Allah'ın vahyini karıştırmadan, insan iradesini ön plana alana, halkın kendi seçtiği temsilcileri eliyle yönetilen ve kendi kutsallarını yarattığı yönetim ise demokrasidir. Sabit ölçülerin olmadığı bu yönetimde, güç ve propaganda kimde ise iktidarda ondadır. İnsan iradesi yanlış yapmaya müsait ve verdiği kararlar tartışmalıdır. Günümüzde demokratik yönetimlere bakıldığını da farklılıklar görünmekte ve hatta demokrasi vaadiyle insan kanı akıtılmaktadır.

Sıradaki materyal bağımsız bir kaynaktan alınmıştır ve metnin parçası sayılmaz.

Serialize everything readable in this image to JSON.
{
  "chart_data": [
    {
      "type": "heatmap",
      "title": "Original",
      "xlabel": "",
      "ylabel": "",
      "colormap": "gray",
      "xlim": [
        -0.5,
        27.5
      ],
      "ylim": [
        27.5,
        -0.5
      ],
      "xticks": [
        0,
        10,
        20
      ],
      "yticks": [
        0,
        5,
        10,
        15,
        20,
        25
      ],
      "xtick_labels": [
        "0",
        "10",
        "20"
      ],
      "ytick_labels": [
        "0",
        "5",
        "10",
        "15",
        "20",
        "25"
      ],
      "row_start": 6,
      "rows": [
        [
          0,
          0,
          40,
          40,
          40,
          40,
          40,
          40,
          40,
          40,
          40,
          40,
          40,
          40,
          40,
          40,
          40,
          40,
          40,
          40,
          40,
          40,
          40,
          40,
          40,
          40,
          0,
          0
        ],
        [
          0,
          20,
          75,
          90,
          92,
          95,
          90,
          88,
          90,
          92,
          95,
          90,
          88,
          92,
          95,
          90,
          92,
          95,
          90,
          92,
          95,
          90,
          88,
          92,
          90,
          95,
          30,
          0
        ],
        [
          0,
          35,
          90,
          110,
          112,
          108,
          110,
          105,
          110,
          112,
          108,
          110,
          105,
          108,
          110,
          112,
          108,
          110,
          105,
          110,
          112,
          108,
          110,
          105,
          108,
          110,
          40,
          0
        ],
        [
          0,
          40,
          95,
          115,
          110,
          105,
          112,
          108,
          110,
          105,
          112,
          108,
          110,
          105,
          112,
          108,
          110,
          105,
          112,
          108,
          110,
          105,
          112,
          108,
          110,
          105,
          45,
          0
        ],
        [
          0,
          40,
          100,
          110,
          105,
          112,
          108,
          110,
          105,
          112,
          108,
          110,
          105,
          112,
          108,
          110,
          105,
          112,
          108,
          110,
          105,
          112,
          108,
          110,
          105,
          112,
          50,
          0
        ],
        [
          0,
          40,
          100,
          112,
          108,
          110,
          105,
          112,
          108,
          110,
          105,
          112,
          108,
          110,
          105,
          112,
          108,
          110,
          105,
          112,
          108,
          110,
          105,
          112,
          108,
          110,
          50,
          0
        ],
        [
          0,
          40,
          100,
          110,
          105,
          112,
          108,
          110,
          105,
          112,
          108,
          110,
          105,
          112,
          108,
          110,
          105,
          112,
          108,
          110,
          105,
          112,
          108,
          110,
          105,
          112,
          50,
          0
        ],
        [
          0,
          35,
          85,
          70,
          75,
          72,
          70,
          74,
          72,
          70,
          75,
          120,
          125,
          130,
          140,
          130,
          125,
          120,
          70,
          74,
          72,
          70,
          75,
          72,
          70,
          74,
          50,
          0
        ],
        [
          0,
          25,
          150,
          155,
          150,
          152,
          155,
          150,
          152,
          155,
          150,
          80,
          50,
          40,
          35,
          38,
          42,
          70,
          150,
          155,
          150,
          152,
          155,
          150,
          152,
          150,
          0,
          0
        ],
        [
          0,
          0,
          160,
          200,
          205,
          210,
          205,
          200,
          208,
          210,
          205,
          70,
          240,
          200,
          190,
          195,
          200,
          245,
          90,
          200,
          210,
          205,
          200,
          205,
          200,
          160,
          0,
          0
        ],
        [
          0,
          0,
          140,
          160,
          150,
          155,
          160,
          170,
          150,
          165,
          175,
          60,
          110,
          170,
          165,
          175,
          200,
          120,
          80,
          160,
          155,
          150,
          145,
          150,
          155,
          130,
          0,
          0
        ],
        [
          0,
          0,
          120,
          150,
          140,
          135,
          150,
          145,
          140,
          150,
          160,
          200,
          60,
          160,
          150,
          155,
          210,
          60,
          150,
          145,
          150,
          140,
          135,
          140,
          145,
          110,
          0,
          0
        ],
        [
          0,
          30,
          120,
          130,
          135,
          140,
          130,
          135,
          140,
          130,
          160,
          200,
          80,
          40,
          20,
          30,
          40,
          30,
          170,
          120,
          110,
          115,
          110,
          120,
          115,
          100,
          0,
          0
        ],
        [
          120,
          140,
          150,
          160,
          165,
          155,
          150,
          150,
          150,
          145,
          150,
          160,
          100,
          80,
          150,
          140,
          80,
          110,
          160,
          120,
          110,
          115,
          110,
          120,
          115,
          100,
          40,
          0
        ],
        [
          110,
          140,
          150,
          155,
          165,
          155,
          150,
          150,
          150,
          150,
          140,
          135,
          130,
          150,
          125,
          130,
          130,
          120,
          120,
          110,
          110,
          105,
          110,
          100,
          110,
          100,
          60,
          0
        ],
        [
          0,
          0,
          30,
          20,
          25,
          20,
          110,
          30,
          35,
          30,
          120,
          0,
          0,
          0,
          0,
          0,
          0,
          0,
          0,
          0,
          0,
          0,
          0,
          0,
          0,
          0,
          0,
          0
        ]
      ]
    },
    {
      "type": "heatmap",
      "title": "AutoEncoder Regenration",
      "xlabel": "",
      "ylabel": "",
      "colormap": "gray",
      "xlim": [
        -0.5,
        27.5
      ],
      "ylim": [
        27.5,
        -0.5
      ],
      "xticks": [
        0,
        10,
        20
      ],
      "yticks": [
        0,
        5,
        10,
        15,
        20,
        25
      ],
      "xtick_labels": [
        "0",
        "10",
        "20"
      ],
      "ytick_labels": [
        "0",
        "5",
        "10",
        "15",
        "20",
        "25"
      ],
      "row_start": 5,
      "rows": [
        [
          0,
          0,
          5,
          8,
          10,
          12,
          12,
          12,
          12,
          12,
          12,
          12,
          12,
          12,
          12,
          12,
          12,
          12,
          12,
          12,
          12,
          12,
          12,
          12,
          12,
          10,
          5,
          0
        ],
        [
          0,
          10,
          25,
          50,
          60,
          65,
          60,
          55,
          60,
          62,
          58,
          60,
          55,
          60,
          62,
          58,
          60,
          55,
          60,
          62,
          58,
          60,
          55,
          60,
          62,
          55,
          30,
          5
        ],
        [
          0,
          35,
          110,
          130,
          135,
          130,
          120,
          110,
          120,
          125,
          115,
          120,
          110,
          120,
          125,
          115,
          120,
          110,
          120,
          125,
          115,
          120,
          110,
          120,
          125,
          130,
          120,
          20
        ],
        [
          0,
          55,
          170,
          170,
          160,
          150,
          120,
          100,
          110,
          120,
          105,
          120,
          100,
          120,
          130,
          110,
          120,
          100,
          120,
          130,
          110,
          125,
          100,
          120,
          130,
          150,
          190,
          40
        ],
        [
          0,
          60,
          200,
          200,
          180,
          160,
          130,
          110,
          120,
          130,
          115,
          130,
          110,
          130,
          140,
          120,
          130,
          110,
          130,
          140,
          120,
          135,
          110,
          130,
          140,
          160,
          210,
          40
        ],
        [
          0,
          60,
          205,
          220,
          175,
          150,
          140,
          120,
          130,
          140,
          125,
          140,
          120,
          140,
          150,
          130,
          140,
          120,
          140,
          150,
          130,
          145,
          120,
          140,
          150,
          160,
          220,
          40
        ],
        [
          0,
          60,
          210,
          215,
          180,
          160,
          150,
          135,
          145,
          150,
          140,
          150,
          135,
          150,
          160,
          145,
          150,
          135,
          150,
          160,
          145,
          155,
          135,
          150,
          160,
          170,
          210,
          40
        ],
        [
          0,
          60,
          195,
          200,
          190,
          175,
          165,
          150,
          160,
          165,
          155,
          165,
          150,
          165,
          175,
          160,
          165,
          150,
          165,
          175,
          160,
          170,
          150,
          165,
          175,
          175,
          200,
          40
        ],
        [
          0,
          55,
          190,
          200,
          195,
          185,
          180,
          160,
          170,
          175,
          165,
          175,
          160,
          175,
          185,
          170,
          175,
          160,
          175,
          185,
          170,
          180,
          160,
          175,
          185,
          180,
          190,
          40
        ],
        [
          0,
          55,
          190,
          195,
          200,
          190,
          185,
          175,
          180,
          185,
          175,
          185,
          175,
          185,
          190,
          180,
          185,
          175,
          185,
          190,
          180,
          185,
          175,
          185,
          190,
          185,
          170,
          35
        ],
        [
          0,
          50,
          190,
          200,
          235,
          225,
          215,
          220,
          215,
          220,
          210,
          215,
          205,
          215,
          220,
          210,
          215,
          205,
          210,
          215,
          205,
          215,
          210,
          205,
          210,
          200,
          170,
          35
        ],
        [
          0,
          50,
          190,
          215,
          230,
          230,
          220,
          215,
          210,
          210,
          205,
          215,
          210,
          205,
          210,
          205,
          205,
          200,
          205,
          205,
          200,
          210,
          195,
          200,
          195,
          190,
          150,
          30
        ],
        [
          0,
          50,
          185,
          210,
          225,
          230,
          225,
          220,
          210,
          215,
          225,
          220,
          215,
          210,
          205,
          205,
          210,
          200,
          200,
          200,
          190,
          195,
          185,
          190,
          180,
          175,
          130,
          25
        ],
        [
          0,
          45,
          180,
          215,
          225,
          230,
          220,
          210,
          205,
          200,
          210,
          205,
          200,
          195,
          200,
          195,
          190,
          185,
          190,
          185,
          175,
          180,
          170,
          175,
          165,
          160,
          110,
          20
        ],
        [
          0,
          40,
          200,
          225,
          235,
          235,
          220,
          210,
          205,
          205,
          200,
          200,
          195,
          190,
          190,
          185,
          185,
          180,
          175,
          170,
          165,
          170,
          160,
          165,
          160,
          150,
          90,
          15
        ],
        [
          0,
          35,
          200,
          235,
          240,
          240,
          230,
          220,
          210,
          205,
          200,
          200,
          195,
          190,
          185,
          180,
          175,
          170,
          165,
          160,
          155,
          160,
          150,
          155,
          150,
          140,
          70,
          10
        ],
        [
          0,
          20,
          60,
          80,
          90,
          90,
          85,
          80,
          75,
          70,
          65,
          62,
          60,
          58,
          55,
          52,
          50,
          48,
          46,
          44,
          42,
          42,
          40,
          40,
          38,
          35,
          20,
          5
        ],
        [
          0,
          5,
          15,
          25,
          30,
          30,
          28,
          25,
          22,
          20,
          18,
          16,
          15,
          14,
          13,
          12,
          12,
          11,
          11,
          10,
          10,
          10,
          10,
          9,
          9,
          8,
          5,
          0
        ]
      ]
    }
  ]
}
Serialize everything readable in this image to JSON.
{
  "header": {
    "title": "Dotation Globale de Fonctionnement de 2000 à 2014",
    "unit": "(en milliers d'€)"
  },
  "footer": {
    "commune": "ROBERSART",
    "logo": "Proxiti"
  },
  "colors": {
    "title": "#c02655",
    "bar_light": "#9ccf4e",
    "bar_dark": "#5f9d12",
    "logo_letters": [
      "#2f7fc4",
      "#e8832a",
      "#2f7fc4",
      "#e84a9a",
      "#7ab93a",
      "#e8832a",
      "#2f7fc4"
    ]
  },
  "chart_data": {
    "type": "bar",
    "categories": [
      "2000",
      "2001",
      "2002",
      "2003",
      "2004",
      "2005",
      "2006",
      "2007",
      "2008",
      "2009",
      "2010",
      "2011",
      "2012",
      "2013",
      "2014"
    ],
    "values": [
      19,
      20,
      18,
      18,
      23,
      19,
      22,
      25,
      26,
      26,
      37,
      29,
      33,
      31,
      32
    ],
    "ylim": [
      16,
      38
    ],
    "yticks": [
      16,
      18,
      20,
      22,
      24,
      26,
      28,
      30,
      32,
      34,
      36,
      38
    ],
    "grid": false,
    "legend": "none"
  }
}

İslam ise halkın temsilcilerinden oluşmuş Şura'ya dayalı ve sınırların vahiy ile belirlendiği bir yönetim sistemini benimsemektedir. Kararlar halka sorularak temsilcileri vasıtasıyla icra edilir. İktidar halkın her kesimine adaletli olmak zorundadır. İktidarın Hakk'a karşı sorumluluğu olduğu gibi, Halka karşıda sorumluluğu vardır." dedi.
Modern yönetim sistemleri ile İslam'ı kaynaştırma çabası için olanların yanı sıra İslam'ın ahlaki kriterlerini ön plana alan, devlet talebinin olmadığı gibi söylemlerin varlığından bahseden Sarmış, bu anlamda "İslam'ın önüne veya arkasına ne demokrasi, ne teokrasi, ne sosyalizm, ne başka bir yönetim şekli ilave edilmelidir, İslam kendi başına bir yönetim biçimidir" diyerek sözlerini tamamladı.
Program soru-cevap bölümüyle sona erdi.